The publication of a method to mass produce graphene has opened the way to further study of this remarkable nanomaterial, and to its eventual use in a number of nanotech applications. From the University of California – Los Angeles, via AAAS EurekAlert, “Researchers discover method for mass production of nanomaterial graphene“, written by Mike Rodewaldof the UCLA Newsroom:

Graphene is a perfect example of the wonders of nanotechnology, in which common substances are scaled down to an atomic level to uncover new and exciting possibilities.

Graphene is created when graphite — the mother form of all graphitic carbon, which is used to make the pigment that allows pencils to write on paper — is reduced down to a one-atom-thick sheet. Graphene is among the strongest materials known and has an attractive array of benefits. These sheets —single-layer graphene — have potential as electrodes for solar cells, for use in sensors, as the anode electrode material in lithium batteries and as efficient zero-band-gap semiconductors.

Research on graphene sheets has been restricted, though, due to the difficulty of creating single-layer samples for use in experiments. But in a study published online Nov. 9 in the journal Nature Nanotechnology [abstract], researchers from UCLA’s California NanoSystems Institute (CNSI) propose a method which can produce graphene sheets in large quantities.

Led by Yang Yang, a professor of materials science and engineering at the UCLA Henry Samueli School of Engineering, and Richard Kaner, a UCLA professor of chemistry and biochemistry, the researchers developed a method of placing graphite oxide paper in a solution of pure hydrazine (a chemical compound of nitrogen and hydrogen), which reduces the graphite oxide paper into single-layer graphene.

Such methods have been studied by others, but this is the first reported instance of using hydrazine as the solvent. The graphene produced from the hydrazine solution is also a more efficient electrical conductor. Field-effect devices display output currents three orders of magnitude higher than previously reported using chemically produced graphene.

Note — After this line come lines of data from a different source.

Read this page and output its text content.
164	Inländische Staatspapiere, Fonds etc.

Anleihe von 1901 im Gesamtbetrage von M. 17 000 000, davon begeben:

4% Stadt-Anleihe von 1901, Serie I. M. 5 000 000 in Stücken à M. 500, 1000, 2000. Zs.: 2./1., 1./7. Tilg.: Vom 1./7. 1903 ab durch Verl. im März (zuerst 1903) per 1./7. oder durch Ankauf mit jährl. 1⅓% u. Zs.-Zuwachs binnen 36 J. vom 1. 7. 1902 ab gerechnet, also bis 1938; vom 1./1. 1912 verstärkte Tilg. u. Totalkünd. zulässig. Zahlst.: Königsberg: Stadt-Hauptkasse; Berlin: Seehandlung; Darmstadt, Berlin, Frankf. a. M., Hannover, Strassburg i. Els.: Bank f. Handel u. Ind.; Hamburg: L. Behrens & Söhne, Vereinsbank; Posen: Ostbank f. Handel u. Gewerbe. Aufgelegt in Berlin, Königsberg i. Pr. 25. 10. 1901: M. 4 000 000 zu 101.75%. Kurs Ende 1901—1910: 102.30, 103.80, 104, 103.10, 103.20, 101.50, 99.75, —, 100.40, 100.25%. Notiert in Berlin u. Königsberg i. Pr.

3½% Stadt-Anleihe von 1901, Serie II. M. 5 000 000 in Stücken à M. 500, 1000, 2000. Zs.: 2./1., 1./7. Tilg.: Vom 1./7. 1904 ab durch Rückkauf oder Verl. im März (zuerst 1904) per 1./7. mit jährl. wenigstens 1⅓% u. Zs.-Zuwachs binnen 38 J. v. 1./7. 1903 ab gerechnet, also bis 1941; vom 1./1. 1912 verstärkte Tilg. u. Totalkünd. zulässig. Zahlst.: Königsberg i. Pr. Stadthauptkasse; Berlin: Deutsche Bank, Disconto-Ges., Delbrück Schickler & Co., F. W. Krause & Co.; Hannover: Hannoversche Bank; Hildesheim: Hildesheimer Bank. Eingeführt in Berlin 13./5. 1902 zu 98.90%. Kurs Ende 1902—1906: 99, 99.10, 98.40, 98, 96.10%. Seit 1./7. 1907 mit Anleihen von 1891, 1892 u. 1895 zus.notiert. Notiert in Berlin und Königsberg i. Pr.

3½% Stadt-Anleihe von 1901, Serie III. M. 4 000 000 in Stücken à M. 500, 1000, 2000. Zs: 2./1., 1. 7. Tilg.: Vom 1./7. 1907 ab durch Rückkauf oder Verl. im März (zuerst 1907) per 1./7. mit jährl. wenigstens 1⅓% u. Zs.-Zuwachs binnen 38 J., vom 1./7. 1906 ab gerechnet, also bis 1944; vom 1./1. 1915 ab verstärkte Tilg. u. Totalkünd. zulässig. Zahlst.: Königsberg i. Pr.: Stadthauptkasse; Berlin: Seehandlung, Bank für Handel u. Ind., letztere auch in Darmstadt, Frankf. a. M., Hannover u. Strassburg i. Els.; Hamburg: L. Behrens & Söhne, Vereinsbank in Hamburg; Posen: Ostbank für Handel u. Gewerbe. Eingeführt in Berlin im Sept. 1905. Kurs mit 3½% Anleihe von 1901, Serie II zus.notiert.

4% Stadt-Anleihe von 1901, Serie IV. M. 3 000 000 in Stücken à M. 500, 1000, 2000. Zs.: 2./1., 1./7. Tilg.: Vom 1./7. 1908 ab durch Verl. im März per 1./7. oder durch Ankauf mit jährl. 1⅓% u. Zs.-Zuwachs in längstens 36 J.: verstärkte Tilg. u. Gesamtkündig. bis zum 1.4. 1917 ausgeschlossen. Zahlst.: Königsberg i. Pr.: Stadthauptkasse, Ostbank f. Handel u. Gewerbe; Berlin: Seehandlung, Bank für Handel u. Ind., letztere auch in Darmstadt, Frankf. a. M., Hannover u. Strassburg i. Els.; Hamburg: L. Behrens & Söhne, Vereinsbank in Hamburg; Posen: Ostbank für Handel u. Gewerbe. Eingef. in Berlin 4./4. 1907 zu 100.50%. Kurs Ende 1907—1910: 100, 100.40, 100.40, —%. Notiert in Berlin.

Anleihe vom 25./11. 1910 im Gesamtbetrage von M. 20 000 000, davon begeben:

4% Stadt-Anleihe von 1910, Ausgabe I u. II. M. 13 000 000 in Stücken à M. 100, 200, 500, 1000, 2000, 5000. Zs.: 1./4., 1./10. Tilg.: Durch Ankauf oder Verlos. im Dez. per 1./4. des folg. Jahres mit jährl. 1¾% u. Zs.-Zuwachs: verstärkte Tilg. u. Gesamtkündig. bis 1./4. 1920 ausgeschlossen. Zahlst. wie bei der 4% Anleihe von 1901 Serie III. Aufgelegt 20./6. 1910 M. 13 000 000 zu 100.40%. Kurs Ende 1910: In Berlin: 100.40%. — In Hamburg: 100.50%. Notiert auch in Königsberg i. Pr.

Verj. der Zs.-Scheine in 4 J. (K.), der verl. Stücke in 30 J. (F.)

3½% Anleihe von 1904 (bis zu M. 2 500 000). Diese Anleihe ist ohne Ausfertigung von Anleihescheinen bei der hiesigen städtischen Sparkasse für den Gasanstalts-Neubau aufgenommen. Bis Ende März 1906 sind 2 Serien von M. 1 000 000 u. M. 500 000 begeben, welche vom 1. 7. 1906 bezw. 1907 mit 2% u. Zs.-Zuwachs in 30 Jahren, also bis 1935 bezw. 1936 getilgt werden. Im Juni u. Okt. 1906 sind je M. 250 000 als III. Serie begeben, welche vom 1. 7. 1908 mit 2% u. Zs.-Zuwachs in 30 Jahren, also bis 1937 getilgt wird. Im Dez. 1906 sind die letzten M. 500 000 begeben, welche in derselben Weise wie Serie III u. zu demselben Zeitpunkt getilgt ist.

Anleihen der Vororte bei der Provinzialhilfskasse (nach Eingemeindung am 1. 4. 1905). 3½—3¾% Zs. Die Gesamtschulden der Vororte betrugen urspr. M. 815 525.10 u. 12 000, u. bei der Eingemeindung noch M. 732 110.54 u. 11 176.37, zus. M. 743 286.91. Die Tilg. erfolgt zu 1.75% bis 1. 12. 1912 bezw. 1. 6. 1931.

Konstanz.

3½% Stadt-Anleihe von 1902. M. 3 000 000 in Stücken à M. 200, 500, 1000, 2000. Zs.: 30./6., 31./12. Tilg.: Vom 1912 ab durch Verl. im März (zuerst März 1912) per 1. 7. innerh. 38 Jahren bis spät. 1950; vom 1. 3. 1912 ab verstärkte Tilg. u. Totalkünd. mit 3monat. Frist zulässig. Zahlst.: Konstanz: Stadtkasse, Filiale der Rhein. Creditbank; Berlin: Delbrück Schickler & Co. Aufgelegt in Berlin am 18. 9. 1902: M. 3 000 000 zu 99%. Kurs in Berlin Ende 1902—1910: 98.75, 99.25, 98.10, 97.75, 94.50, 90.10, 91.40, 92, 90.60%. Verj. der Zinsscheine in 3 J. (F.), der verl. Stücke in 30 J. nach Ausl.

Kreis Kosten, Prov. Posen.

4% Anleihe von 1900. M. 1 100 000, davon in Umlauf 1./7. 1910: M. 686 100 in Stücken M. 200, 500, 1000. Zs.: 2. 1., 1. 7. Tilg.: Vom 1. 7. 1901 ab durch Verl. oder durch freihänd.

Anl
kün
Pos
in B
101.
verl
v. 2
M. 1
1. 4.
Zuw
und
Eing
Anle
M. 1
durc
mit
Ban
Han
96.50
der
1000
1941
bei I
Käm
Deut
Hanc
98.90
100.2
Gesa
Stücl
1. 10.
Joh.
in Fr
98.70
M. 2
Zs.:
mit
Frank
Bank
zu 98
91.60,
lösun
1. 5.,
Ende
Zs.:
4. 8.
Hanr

Kaner and Kang’s co-authors on the research were doctoral students Vincent Tung, from Yang’s lab, and Matthew Allen, from Kaner’s lab.

“We have discovered a route toward solution processing of large-scale graphene sheets,” Tung said. “These breakthroughs represent the future of graphene nanoelectronic research.”

The coverage of the graphene sheets can be controlled by altering the concentration and composition of the hydrazine solution. This hydrazine method also preserves the integrity of the sheets, producing the largest-area graphene sheet yet reported, 20 micrometers by 40 micrometers. A micrometer is one-millionth of a meter, while a nanometer is one billionth of a meter.

“These graphene sheets are by far the largest produced, and the method allows great control over deposition,” Allen said. “Chemically converted graphene can now be studied in depth through a variety of electronic tests and microscopic techniques not previously possible.”